I’m currently taking Gina Neff‘s class on theories of technology and society. If you’d like to read along, we read Langdon Winner‘s classic essay, “Do Artifacts have Politics?” (pdf) as well as selections from Arnold Pacey‘s The Culture of Technology. (Although it wasn’t on the syllabus, I would also recommend Wiebe Bijker‘s Of Bicycles, Bakelites, and Bulbs: Toward a Theory of Sociotechnical Change.)
These readings address the debate between social determinism (also called social construction) and technological determinism: Does society form technology or does technology form society? When asked in this way, most of us would answer “both,” but this is not usually how the argument goes.

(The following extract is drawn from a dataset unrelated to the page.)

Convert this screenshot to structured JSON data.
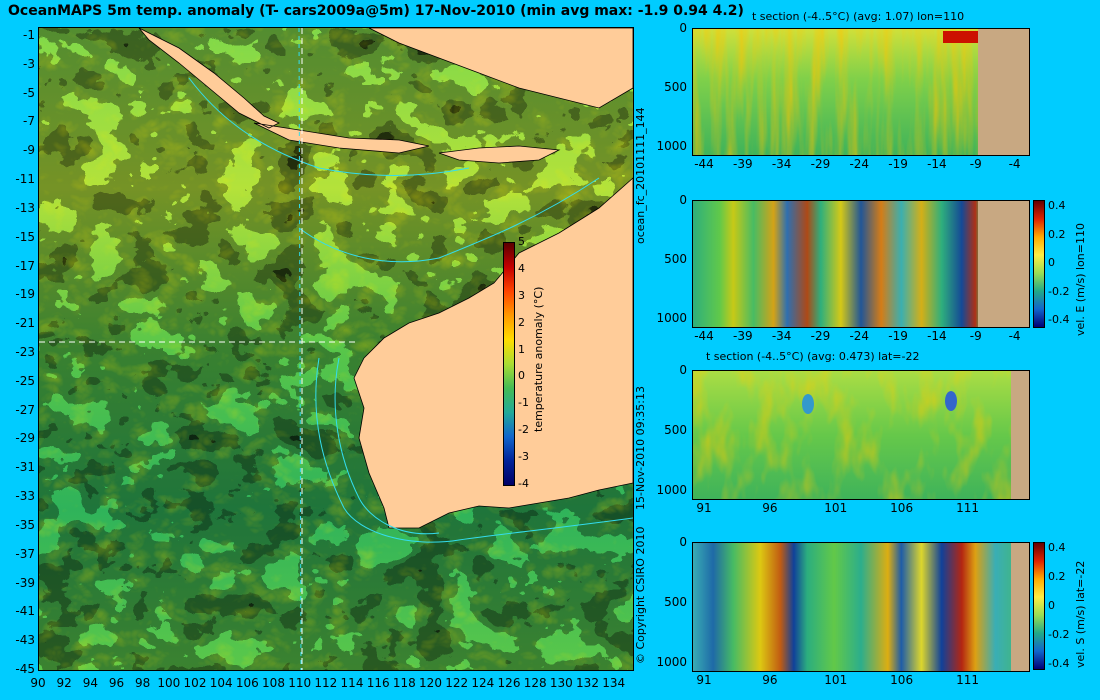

There are eminent thinkers on both sides of the argument. When Larry Diamond talks about “liberation technology” he is implicitly siding with Langdon Winner, who believes that technology can have embedded politics because it can require or be compatible with certain types of political systems. People in the State Department who talk about “Internet freedom” are also of this stripe, since the term imputes the value of freedom to the technology of the Internet, in addition to implying that the Internet should be freely accessible. Critics like Evgeny Morozov are firmly on the constructionist side of the spectrum: even the most beautiful technology can be made awful in Russia.
I think that both sides have a valid point. Technologies are indeed created by and connected to society, but they also have constraints and affordances that limit the roles and meanings they can have within that society.
The Internet began in the Bay Area in the 1960’s, created for the purpose of connecting researchers at different corporate and academic institutions. As the number and type of users increased, the value of the Internet expanded from one of research to one of business to one of entertainment and political expression. These uses then came to shape what we believe about the meaning of the Internet. While some people now justly fear the Internet because of the surveillance carried out through it, others see the Internet as a civic tool which repressive forces are encroaching upon. Both are right. The Internet is both threatened and threatens. These beliefs then form the values of the people who build upon the Internet, and the cycle starts again.
The model above tries to convey the cyclical, rather than oppositional, nature of social and technological determinism. One can enter the cycle at any point, but one cannot free oneself from both the human agency of social construction and the human limitation of technological determinism that are inherent in the social meaning of technology.